Briton cleared of island killing
A human rights charity has called for the European Arrest Warrant to be reviewed after a Greek court acquitted a British man of killing a fellow holidaymaker on Zakynthos almost four years after the alleged incident occurred.
A Patra court ruling on Friday deemed that 21year-old Andrew Symeou was not guilty of the manslaughter of 18-year-old Jonathan Hiles, ending an ordeal that had seen the Londoner spend the last 23 months in Greece trying to clear his name.
Symeou and his family had maintained that the student had nothing to do with the incident that led to Hiles being punched in a nightclub and later dying from head injuries. In the culmination of a threemonth trial, which had repeatedly been postponed, the prosecutor agreed that there was no evidence linking Symeou with Hiles’s manslaughter and the jury returned a “not guilty” verdict.

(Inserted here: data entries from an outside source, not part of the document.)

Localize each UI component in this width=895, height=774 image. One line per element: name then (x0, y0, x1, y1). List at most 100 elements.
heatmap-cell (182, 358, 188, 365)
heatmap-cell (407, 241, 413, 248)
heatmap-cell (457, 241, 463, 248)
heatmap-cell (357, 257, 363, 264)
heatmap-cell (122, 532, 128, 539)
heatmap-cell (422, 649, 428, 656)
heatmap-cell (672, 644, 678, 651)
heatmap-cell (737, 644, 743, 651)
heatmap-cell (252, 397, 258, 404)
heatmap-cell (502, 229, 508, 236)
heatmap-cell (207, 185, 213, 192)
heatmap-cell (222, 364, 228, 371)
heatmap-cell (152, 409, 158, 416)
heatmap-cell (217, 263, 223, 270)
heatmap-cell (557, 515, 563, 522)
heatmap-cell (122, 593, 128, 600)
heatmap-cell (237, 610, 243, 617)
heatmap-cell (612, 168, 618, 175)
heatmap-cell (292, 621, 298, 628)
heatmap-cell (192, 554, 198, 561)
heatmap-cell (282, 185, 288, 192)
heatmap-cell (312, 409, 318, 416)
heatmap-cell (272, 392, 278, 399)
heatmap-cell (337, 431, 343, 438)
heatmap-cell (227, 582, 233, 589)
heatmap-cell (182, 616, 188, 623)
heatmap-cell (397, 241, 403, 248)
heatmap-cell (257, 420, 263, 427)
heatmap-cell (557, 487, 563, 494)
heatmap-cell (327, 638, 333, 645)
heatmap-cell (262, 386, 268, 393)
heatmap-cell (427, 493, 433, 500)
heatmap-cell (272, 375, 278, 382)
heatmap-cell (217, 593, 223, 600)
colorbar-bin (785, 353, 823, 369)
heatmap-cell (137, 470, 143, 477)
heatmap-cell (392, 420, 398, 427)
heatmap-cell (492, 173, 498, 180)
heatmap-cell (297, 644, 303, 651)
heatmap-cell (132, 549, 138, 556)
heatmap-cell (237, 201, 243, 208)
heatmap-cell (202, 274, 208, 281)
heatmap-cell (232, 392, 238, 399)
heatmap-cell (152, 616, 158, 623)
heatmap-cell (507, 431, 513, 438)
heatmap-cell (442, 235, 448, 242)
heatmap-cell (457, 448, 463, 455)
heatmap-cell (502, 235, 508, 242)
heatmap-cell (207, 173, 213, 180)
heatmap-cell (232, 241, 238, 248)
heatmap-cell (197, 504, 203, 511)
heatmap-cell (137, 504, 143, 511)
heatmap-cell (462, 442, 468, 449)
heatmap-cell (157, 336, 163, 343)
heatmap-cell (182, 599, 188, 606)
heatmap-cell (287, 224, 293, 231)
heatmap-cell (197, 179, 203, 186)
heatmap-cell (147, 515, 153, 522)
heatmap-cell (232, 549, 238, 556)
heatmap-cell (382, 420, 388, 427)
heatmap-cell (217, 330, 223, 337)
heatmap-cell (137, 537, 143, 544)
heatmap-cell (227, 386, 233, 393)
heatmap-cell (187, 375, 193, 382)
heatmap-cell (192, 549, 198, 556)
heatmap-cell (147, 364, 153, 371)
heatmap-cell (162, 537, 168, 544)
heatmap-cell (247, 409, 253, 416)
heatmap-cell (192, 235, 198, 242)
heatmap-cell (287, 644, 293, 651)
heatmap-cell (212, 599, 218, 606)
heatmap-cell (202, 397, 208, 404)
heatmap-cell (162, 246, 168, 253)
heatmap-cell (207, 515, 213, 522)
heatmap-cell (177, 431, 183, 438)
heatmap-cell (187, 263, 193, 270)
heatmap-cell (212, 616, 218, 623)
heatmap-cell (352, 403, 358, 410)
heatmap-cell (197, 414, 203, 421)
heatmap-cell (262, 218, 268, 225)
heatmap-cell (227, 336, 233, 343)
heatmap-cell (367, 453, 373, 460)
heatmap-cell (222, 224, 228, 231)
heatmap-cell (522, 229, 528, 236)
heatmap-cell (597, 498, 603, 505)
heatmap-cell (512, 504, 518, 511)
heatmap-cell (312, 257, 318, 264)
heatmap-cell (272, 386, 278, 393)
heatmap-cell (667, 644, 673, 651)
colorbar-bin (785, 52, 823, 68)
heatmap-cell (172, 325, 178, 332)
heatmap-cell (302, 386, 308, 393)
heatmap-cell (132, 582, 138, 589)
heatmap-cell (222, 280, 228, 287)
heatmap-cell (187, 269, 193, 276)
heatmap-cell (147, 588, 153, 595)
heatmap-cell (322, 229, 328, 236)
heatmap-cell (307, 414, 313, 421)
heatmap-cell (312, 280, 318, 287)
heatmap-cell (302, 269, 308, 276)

After being arrested in London in June 2008 and then extradited to Greece in July 2009, Symeou spent 10 months in several Greek jails, including the high-security Korydallos Prison, where he was locked up with hardened criminals in conditions that the Fair Trials International (FTI) charity called “appalling.” Despite repeated appeals by his parents, Frank and Helen, as well FTI, Greek judicial authorities rejected applications for bail on the basis that Symeou was not a resident in Greece. Following Symeou’s acquittal, FTI called for European authorities to re-examine the grounds on which European Arrest Warrants, which allow suspects to be extradited within EU countries even if there is a lack of clear evidence linking them to a crime, are issued.